Deception by design: The rising threat of AI-generated deepfakes
Today, AI tools like ChatGPT, Midjourney, ElevenLabs, and FaceMagic have made it alarmingly easy to create deepfakes—realistic but fake images, videos, and voices. What’s even more alarming is that you no longer need to be a tech expert to whip up a convincing fake.
This rise in accessible AI tech has sparked serious concerns about how it can be misused, especially when it comes to creating deepfakes that can impersonate real people. These AI-generated deepfakes bring with them a host of risks, including identity theft, fraud, and a growing distrust in digital content.
Identity theft and fraud
Deepfakes are becoming a go-to method for bypassing biometric security systems. Imagine someone creating a fake version of your face or voice—this could be used to trick security systems into thinking it’s really you.
That’s how fraudsters can gain access to sensitive info or accounts without breaking much of a sweat. This isn’t just a minor nuisance; it’s a significant threat to both personal and organizational security.
Earlier this year, fraudsters used deepfake technology to impersonate the CFO of a multinational company during a video call. As a result, a finance officer was tricked into transferring $25 million. The entire meeting, which the employee believed was with real colleagues, was composed of deepfake recreations, according to Hong Kong police.
Erosion of trust and misinformation
One of the most concerning issues with deepfakes is how they can erode public trust. When you can’t tell if what you’re seeing or hearing is real, it becomes easier for people to be manipulated.
With this, even reputable media and news platforms are losing their integrity.
In March 2023, an AI-generated image of Pope Francis wearing a Balenciaga coat, created by Midjourney, went viral on social media. Many users, including reputable media outlets, initially believed the image was real before it was revealed as a fake.
Deepfakes could be used to create fake news or impersonate public figures, especially during crucial moments like elections. This makes it even more critical to develop ways to detect and regulate these deepfakes.
How can we tackle these risks?
1. Advanced detection algorithms
To stay ahead of the game, we need to build and constantly improve AI-driven detection systems. These systems can pick up on subtle telltale signs of deepfakes—like weird facial movements or digital glitches—that might slip past the human eye.
However, this can turn into a cat-and-mouse game between AI detection developers and deepfake creators. As detection methods become more sophisticated, so too do the techniques used by those generating deepfakes.
This ongoing struggle requires constant innovation, where developers must anticipate and counteract the next wave of deepfake advancements before they become widespread. To effectively combat this, collaboration between researchers, technologists, and policymakers is essential, ensuring that detection algorithms evolve rapidly and are deployed widely.
2. Blockchain technology
Since its onset in 2009, blockchain has had a number of practical uses due to its nature and functionality.
By embedding a unique digital signature in original media and recording it on a blockchain, any tampering or faking becomes much easier to spot. This could help ensure that what you see online is the real deal.

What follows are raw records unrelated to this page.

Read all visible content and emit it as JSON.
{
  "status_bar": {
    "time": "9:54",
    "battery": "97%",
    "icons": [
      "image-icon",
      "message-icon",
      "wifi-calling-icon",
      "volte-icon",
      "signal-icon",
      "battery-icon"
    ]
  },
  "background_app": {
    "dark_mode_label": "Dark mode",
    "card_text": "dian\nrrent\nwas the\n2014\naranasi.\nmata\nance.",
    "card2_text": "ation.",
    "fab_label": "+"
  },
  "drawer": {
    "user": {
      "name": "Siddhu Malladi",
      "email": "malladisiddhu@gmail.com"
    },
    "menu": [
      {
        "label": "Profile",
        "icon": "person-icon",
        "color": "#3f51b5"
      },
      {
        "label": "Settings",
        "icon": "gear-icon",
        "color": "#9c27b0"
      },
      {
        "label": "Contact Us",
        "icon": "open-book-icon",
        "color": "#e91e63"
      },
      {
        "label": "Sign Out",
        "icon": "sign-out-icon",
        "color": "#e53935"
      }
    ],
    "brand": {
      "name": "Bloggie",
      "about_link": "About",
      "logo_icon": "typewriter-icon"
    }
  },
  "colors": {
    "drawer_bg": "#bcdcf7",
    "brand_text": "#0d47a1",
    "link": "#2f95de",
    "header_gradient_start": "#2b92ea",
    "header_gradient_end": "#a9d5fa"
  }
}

3. Biometric security enhancements
Strengthening biometric security is another key move. We could start using systems that combine different types of biometric data, like facial and voice recognition, making it harder for deepfakes to fool security measures.
On top of that, enhancing liveness detection—ensuring that the person being scanned is real and not just a video—can help tighten security.
An example of a company already doing this is Apple. Apple’s Face ID not only uses facial recognition but also incorporates depth sensors and infrared imaging to ensure that a live person is being scanned, rather than a photo or video.
This combined with other security measures like multi-factor authorizations used by Google and Microsoft makes it even harder for fraudsters to gain access to systems using deepfakes.
4. Regulatory frameworks and legal measures
Governments need to step up with laws that crack down on the malicious use of deepfakes, especially when they’re used for identity theft or spreading misinformation.
Another good idea that we see being implemented today would be requiring AI-generated content to be clearly labeled, so people can tell if something’s fake from the start.
5. Insurance products
Cyber insurance policies could be expanded to cover losses from deepfake-related incidents, like identity theft or reputational damage.
Coalition Insurance has introduced a new AI coverage option to its Cyber insurance policies. This endorsement broadens the definition of a data breach to encompass incidents involving artificial intelligence, acknowledging AI as a potential security risk in computer systems.
Insurtech start-ups could also offer services to help detect and respond to deepfake threats, helping businesses bounce back quicker and limit their losses.
Bottom line
As deepfakes continue to evolve, so too must our defenses. AI-driven detection systems, enhanced biometric security measures, and specialized insurance products are all critical components in the fight against this growing threat. However, this is not just a technological challenge; it’s also a matter of collaboration and adaptability.
Insurance companies, particularly those in the insurtech space, have a unique opportunity to lead in this battle by offering products that not only provide financial protection but also contribute to prevention and response strategies. By working together—across industries and sectors—we can create a more secure digital landscape, where the risks of deepfakes are mitigated, and the benefits of AI are harnessed for good.